Inside the Unreal, the 1993 debut from Italian band Electrocution, was an underrated and obscure gem released during death metal’s golden age, but never quite gaining wider recognition beyond cult status. I picked up a reissue of the album a number of years ago and found it to be a curious slab of old school, Floridian-inspired death, hardly game-changing stuff but a solid relic from an inspired era for the genre. Lo and behold, Electrocution emerged from a lengthy hibernation to drop their 2014 comeback album Metaphysincarnation, recharging the batteries for contemporary times. The album was a solid update from their early roots, taking a darker, more technical turn while boasting a cleaner modern sound. Despite being impressed by Metaphysincarnation at the time, I admit to rarely revisiting the album during the past five or so years. Yet my curiosity about another Electrocution album spiked when I spotted Psychonolatry in the promo dump. Coming off a monumental year of deathly delights, can the old dogs muster a mean enough bark for their gestating third LP?

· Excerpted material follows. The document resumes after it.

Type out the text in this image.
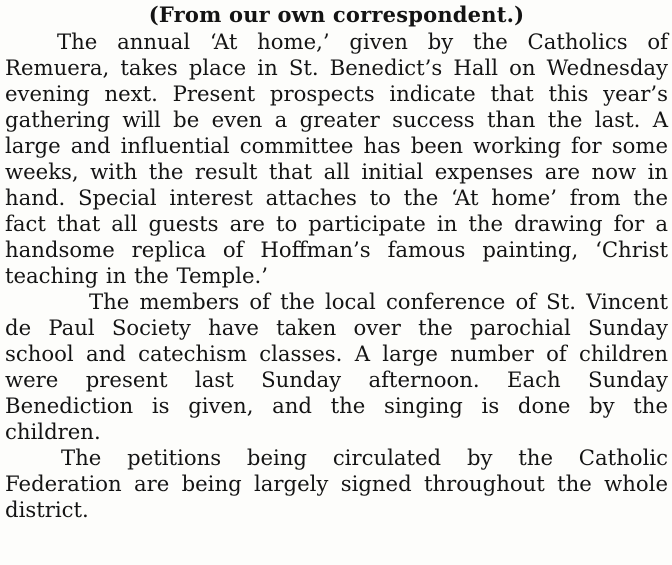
(From our own correspondent.)

The annual ‘At home,’ given by the Catholics of Remuera, takes place in St. Benedict’s Hall on Wednesday evening next. Present prospects indicate that this year’s gathering will be even a greater success than the last. A large and influential committee has been working for some weeks, with the result that all initial expenses are now in hand. Special interest attaches to the ‘At home’ from the fact that all guests are to participate in the drawing for a handsome replica of Hoffman’s famous painting, ‘Christ teaching in the Temple.’

The members of the local conference of St. Vincent de Paul Society have taken over the parochial Sunday school and catechism classes. A large number of children were present last Sunday afternoon. Each Sunday Benediction is given, and the singing is done by the children.

The petitions being circulated by the Catholic Federation are being largely signed throughout the whole district.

Psychonolatry feels like a safe and solid extension of their original comeback album, armed with a sound that still owes a debt to the magical era in which the band’s unsung debut was spawned, albeit bolstered by modern production and impressive technical skill. A significant line-up shift hasn’t deterred the band from their mission and cemented style of old school death, which includes two new guitarists and a bass player joining the fold to accompany drummer Vellacifer and founding member/he of the menacing growl, Mick Montaguti. Psychonolatry is a bludgeoning force of frenzied speed, no-holds-barred aggression, and uppercutting groove, delivered with technical expertise and youthful exuberance. Nothing overly flashy or original, but certainly effective. Lead-off track “Psychonolatry (The Icons of God and the Mirror of the Souls)” cuts to the chase with cutthroat purpose and no-frills aggro, laying down a solid template for what is to follow.
Burly, thrashy death is the order of the day and Electrocution stick to their guns. Solid riffs, relentlessly pounding percussion, and Montaguti’s distinctive vocals lead the way through each dense and pummeling cut. Certain songs hit with fiercer impact than others, a problem that damages the album overall, though generally speaking Electrocution don’t drop the ball or deviate from the program. Which is probably a good thing, as I couldn’t imagine the band dabbling too deeply into experimental waters. “Bulåggna” features a powerful opening, relying on brute strength, dark atmospheric melodies and a bruising mid-paced crush before unleashing torrents of thrashy aggression. Similarly, “Of Blood and Flesh” showcases Electrocution at their heavy, fast, and unhinged best. If only the rest of the album could live up to the higher standards of the stronger material here, Psychonolatry would have been a more essential, rather than merely solid listen.
Individual performances are impressively tight and technical without being showy. The guitar work is a particular standout, including a number of memorably ripping solos, shadowy atmospheric embellishments, and swift melodic counterpoints to their hack and slash death riffs. Hearing a decent bass presence is another plus, though the crushed mastering job limits the impact. The album concludes with a sharp but somewhat unnecessary re-recording of Inside the Unreal‘s punishing opening salvo, “Premature Burial.” Album length and blurring between some of the songs holds Psychonolatry back. And the lack of structural variation makes the album feel longer than its already decent 44-minute length. Ideally, this sucker should have been trimmed for greater potency and replay value. Meanwhile, the beefy production is clear, loud, and abrasive, and although the instruments feature appropriately beefy, modern tones, I’ve found it to be quite an ear fatiguing listen across the album’s duration.
When all is said and done, Electrocution have once again punched above their underrated status in crafting another solid slab of old school brutality. Psychonolatry features enough modern embellishments and vigorous playing to keep the album afloat, despite falling short of loftier honors. As such, Psychonolatry is unlikely to blow anyone away but should appease fans of rugged old school death and avid followers of the sporadic cult legacy of these grizzled and reliably solid Italian warriors.